Semple at work on his latest creation.


Craig Herd for Global News

In spite of his inability to distinguish between some colours, Semple is fearless in his opposition to any attempt to control and restrict them. Tiffany has had a trademark for Pantone 1837 in the US since 1998. Semple responded by creating “Tiff,” a very similar shade of blue.


Semple’s branded “Tiff” robin’s egg blue paint.


Craig Herd for sure Global News

It all makes his lawyers nervous.

“They always say the same thing, which is that what I’m doing is risky. And I should be aware of that, you know.” But he has no intention of stopping

It could be called a principled stand, or perhaps brazen, almost reckless. But for Semple, it’s worth it. Art, he says, saved his life when he was in his late teens, when a sandwich triggered a severe allergic reaction and landed him in hospital.

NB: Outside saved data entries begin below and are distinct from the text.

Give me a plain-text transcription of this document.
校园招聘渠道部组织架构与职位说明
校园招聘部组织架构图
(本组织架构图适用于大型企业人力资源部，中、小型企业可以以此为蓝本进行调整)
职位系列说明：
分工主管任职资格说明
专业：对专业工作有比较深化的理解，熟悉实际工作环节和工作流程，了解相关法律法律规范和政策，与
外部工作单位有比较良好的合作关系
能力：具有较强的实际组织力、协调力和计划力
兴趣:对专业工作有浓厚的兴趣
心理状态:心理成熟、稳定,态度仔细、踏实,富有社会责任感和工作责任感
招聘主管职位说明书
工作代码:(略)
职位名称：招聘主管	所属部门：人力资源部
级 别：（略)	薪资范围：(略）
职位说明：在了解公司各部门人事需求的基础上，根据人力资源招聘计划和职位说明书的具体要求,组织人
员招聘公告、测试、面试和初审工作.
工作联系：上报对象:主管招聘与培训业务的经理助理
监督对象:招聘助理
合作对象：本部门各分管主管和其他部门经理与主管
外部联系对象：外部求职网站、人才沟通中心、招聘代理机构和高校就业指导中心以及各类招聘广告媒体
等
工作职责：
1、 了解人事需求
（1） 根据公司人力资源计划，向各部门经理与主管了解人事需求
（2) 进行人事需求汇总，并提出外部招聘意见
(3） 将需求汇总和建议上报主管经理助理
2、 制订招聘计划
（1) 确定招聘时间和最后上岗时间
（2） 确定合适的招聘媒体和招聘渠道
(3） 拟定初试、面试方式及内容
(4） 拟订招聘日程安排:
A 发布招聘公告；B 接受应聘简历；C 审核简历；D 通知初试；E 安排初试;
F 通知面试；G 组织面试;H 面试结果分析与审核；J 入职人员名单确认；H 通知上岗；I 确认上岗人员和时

“I kind of died for a few seconds, in the middle of the night. And I said goodbye to my mom and my sister, and my nana had been in. My whole body went into hives and I completely flatlined and kind of died for a bit. And then I came back and everything was different after.”


Semple describes art as a coping mechanism that saved him after a near-death experience.


Craig Herd for Global News

Art, he says, became a way of coping with the reality that everything could be taken away at any moment.

“It changed everything. So the first thing that happened, which is a bit of a cliche and a bit weird to say, is that I decided I wanted to be an artist. I was like, ‘If I live, I’m going to make art every day, all day.’”

That’s a big reason why Semple is so steadfast in his efforts to stop anyone from trying to “own” or restrict colours.

“No one can own colour,” he says pointedly. “Colour exists. It’s just a phenomenon of nature. How can you own an experience that your eyes have when they see something?”